Effect of an Intervention Package on the Medical Students’ Stigma towards Patients with Psychiatric Disorders
Abstract
Background: The present study aimed at investigating the effect of a stigma reduction intervention package on improving the attitude of medical students towards patients with patients with psychiatric disorders.
Methods: The authors included medical students at the Iran Psychiatric Hospital in the study and divided them into two intervention and control groups using cluster randomization method. In addition to regular psychiatric training, the intervention group was trained with a package that included watching a film, stigma awareness workshop, and direct social contact with patients with psychiatric disorders; each followed by group discussions. The outcome measures were assessed three times; before, immediately after, and three months after the intervention, using the Social Distance Scale (SDS), Dangerousness Scale (DS), and the short form of Opening Minds Scale for Health Care (OMS-HC).

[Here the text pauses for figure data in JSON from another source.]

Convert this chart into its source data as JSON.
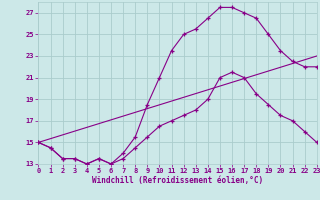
{
  "title": "",
  "xlabel": "Windchill (Refroidissement éolien,°C)",
  "bg_color": "#cce8e8",
  "grid_color": "#aacccc",
  "line_color": "#880088",
  "xlim": [
    0,
    23
  ],
  "ylim": [
    13,
    28
  ],
  "xticks": [
    0,
    1,
    2,
    3,
    4,
    5,
    6,
    7,
    8,
    9,
    10,
    11,
    12,
    13,
    14,
    15,
    16,
    17,
    18,
    19,
    20,
    21,
    22,
    23
  ],
  "yticks": [
    13,
    15,
    17,
    19,
    21,
    23,
    25,
    27
  ],
  "curve1_x": [
    0,
    1,
    2,
    3,
    4,
    5,
    6,
    7,
    8,
    9,
    10,
    11,
    12,
    13,
    14,
    15,
    16,
    17,
    18,
    19,
    20,
    21,
    22,
    23
  ],
  "curve1_y": [
    15,
    14.5,
    13.5,
    13.5,
    13,
    13.5,
    13,
    14,
    15.5,
    18.5,
    21,
    23.5,
    25,
    25.5,
    26.5,
    27.5,
    27.5,
    27,
    26.5,
    25,
    23.5,
    22.5,
    22,
    22
  ],
  "curve2_x": [
    0,
    1,
    2,
    3,
    4,
    5,
    6,
    7,
    8,
    9,
    10,
    11,
    12,
    13,
    14,
    15,
    16,
    17,
    18,
    19,
    20,
    21,
    22,
    23
  ],
  "curve2_y": [
    15,
    14.5,
    13.5,
    13.5,
    13,
    13.5,
    13,
    13.5,
    14.5,
    15.5,
    16.5,
    17,
    17.5,
    18,
    19,
    21,
    21.5,
    21,
    19.5,
    18.5,
    17.5,
    17,
    16,
    15
  ],
  "line3_x": [
    0,
    23
  ],
  "line3_y": [
    15,
    23
  ]
}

Results: 74 filled all the questionnaires in all three times; the intervention group included 39 and the control group included 35 students. In one-month follow-up, stigma among the participants decreased according to OMS-HC and DS questionnaires as the difference between stigma scores were significant (p-value<0.001); however, based on SDS questionnaire, the decrease in stigma was not significant (p-value=0.074). In the three-month follow-up, stigma score decreased only based on the differences of OMS-HC scores which were significant between two groups (p-value=0.020).
Conclusion: Attending psychiatry clinical rotation could improve the students’ attitudes towards patients with psychiatric disorders and based on OMS-HC questionnaire if combined with intervention package, could improve this attitude even further.